= Ohio Credit Union System =

The Ohio Credit Union System is an Ohio-based American trade association for credit unions. The Ohio Credit Union System is composed of the Ohio Credit Union League (a credit union league), the Ohio Credit Union Foundation (a non-profit organization), OCULPAC (a lobbying organization), and OCUL Services Corp., a service & solutions supplier for credit unions. OCUS credit unions have over 2.6 million members and $16.9 billion in deposits and include both federal credit unions and credit unions chartered by Ohio.

OCUS is governed by a board of directors elected by its member credit unions. OCUS headquarters have been in Cincinnati, Ohio (1934-1945), Columbus, Ohio (1945-1998), Dublin, Ohio (1998-2008), and moved back to Columbus, Ohio, in 2008. Under OCUS, the State of Ohio is divided into thirteen chapters, with affiliated credit unions assigned to the chapters based on their geographic location.

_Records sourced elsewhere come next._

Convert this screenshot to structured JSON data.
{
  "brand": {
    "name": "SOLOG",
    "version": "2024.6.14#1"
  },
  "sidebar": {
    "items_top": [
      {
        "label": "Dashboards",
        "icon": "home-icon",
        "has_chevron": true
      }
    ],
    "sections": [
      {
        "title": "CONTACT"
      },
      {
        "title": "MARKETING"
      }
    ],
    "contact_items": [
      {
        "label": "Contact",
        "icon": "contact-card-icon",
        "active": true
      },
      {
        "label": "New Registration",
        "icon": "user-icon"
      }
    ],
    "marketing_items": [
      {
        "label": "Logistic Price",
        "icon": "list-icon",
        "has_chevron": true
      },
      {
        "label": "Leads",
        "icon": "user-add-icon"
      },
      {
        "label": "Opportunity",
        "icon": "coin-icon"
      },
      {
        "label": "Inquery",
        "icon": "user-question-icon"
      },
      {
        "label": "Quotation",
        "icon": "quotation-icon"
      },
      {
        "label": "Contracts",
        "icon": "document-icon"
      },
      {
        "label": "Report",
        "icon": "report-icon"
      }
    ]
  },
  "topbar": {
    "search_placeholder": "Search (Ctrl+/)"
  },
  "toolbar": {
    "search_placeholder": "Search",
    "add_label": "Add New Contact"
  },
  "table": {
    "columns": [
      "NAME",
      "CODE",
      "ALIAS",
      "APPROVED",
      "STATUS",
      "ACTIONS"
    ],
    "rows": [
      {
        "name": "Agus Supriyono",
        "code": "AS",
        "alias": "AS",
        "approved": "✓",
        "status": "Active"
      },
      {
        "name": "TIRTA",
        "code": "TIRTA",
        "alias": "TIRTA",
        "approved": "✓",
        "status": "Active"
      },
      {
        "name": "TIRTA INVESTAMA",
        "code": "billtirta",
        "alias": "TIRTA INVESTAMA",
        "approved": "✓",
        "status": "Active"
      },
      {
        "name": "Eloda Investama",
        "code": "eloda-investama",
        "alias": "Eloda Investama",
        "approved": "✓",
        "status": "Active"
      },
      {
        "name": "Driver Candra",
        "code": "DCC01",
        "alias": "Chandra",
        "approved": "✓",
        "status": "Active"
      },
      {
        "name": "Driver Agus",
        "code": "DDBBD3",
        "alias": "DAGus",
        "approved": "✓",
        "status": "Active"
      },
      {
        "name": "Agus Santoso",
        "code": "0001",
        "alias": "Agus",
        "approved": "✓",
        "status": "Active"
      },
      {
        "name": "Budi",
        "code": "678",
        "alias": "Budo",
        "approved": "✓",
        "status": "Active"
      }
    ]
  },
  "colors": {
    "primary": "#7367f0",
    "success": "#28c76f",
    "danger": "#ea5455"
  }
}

In 2006, OCUS entered a four-year partnership with World Council of Credit Unions (WOCCU) and Bolivian credit unions. The partnership seeks to create an electronic banking network in Bolivia with funding from USAID Bolivia. Employees of the Ohio Credit Unions are providing expertise and sharing technologies with Bolivian credit unions.

The Ohio Credit Union Foundation (OCUF) funds financial literacy programs and disaster relief efforts. The foundation granted $60,000 to the PBS television program Biz Kid$.